Per l’ex ad di Aspi “questa è la tragica realtà di questa vicenda, ma è “una realtà che per accusa non è accettabile e quindi la mia colpa dell’essere trovata in altro, nell’avidità, nella spregiudicatezza di cui parla l’accusa che trasforma ogni mia raccomandazione piana in un elemento sospetto”. Non sono le prime dichiarazioni spontanee di Castellucci, che non si è voluto sottoporre a un interrogatorio. A marzo 2025 l’ex manager era venuto a Genova e aveva parlato per cinque ore.

Oggi nella 281° udienza del processo, probabilmente l’ultima prima della sentenza, è intervenuto per la prima volta dal carcere difendendo il suo operato ai vertici di Aspi e ribadendo di non avere mai avuto compiti operativi: “Ho fatto il direttore generale solo per quattro mesi e in quei mesi ho fatto sei riunioni plenarie su 25 argomenti che riguardavano tutte come fare e spendere e non come risparmiare”.

Sul Polcevera ha ribadito: “Come è normale che sia ogni tanto riavvolgo mentalmente il nastro e mi domando se avrei potuto fare cose diverse. Sul Polcevera, dove io non avevano nessuna competenza tecnica o operativa, penso di aver messo intorno al tavolo i migliori conoscitori del ponte e di aver dato all’ingegnere Mario Bergamo la possibilità di pianificare e operare come riteneva opportuno”.

I parenti delle vittime: speriamo che la sentenza arrivi entro il 14 agosto

“Speriamo tanto che la pronuncia avvenga prima del 14 agosto, poi sicuramente per avere la sentenza scritta ci vorrà più tempo”. Lo ha detto Egle Possetti, portavoce del comitato dei parenti delle vittime del Ponte Morandi, parlando con i giornalisti dopo aver ascoltato le dichiarazioni spontanee rilasciate dall’ex amministratore delegato di Atlantia e Autostrade per l’Italia, Giovanni Castellucci, al termine della discussione del processo per il crollo del viadotto autostradale avvenuto il 14 agosto del 2018.

“Noi – ha aggiunto Possetti – crediamo e ne siamo fermamente convinti che l’impianto accusatorio sia saldo e speriamo che non possa essere intaccato. Come sempre c’è molta amarezza nel chiedere le condanne. Non ci divertiamo assolutamente a vedere condannate delle persone perché crediamo che tutti insieme come nazione abbiamo fatto degli errori madornali, altrimenti non saremmo giunti a questo punto”.

“Se non ci fosse questa necessità di condanne – ha sottolineato la portavoce del comitato dei parenti delle vittime del Ponte Morandi – noi avremmo ancora le nostre famiglie e tutti come cittadini e come nazione avremmo guadagnato tanto”.

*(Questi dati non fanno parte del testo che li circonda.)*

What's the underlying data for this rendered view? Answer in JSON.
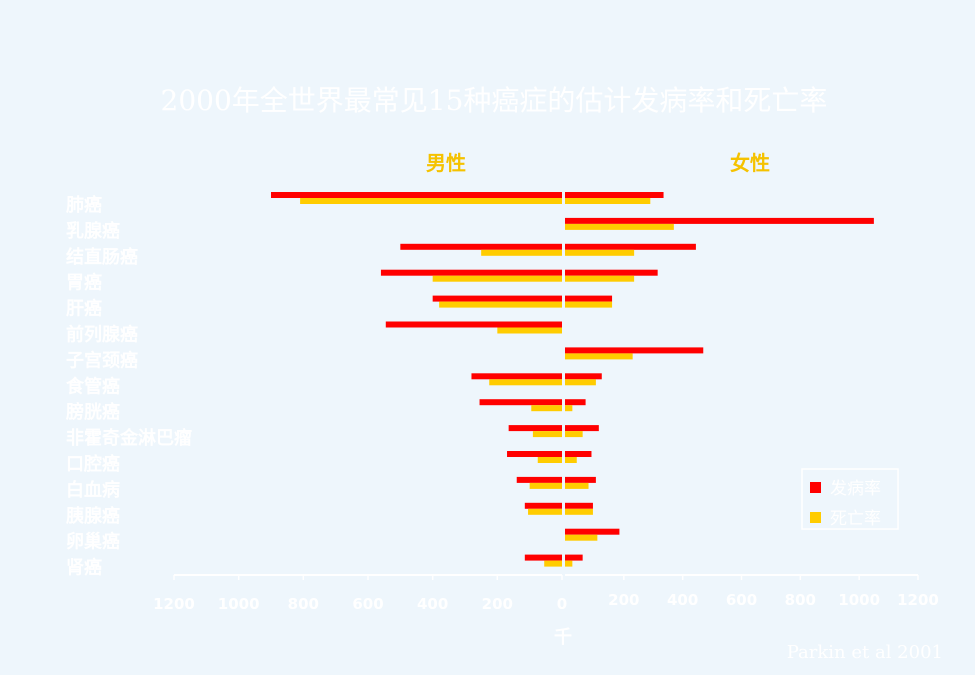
{
  "chart_data": {
    "type": "bar",
    "title": "2000年全世界最常见15种癌症的估计发病率和死亡率",
    "panels": {
      "left": "男性",
      "right": "女性"
    },
    "categories": [
      "肺癌",
      "乳腺癌",
      "结直肠癌",
      "胃癌",
      "肝癌",
      "前列腺癌",
      "子宫颈癌",
      "食管癌",
      "膀胱癌",
      "非霍奇金淋巴瘤",
      "口腔癌",
      "白血病",
      "胰腺癌",
      "卵巢癌",
      "肾癌"
    ],
    "series": [
      {
        "name": "发病率",
        "color": "#ff0000",
        "male": [
          900,
          0,
          500,
          560,
          400,
          545,
          0,
          280,
          255,
          165,
          170,
          140,
          115,
          0,
          115
        ],
        "female": [
          335,
          1050,
          445,
          315,
          160,
          0,
          470,
          125,
          70,
          115,
          90,
          105,
          95,
          185,
          60
        ]
      },
      {
        "name": "死亡率",
        "color": "#ffcc00",
        "male": [
          810,
          0,
          250,
          400,
          380,
          200,
          0,
          225,
          95,
          90,
          75,
          100,
          105,
          0,
          55
        ],
        "female": [
          290,
          370,
          235,
          235,
          160,
          0,
          230,
          105,
          25,
          60,
          40,
          80,
          95,
          110,
          25
        ]
      }
    ],
    "xlim": [
      -1200,
      1200
    ],
    "xticks": [
      "1200",
      "1000",
      "800",
      "600",
      "400",
      "200",
      "0",
      "200",
      "400",
      "600",
      "800",
      "1000",
      "1200"
    ],
    "xlabel": "千",
    "legend_position": "bottom-right",
    "source": "Parkin et al 2001"
  }
}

“Credo – ha concluso Possetti – che sia stato lungo e pesante per tutti, per noi ma anche per tutti quelli che hanno lavorato, per i giudici, per la procura, insomma per tutti. Quindi aspettiamo la sentenza il prima possibile. Siamo giunti al primo step di questa lunga vita processuale. Siamo anche stanchi, però la sensazione è che siamo vicini”.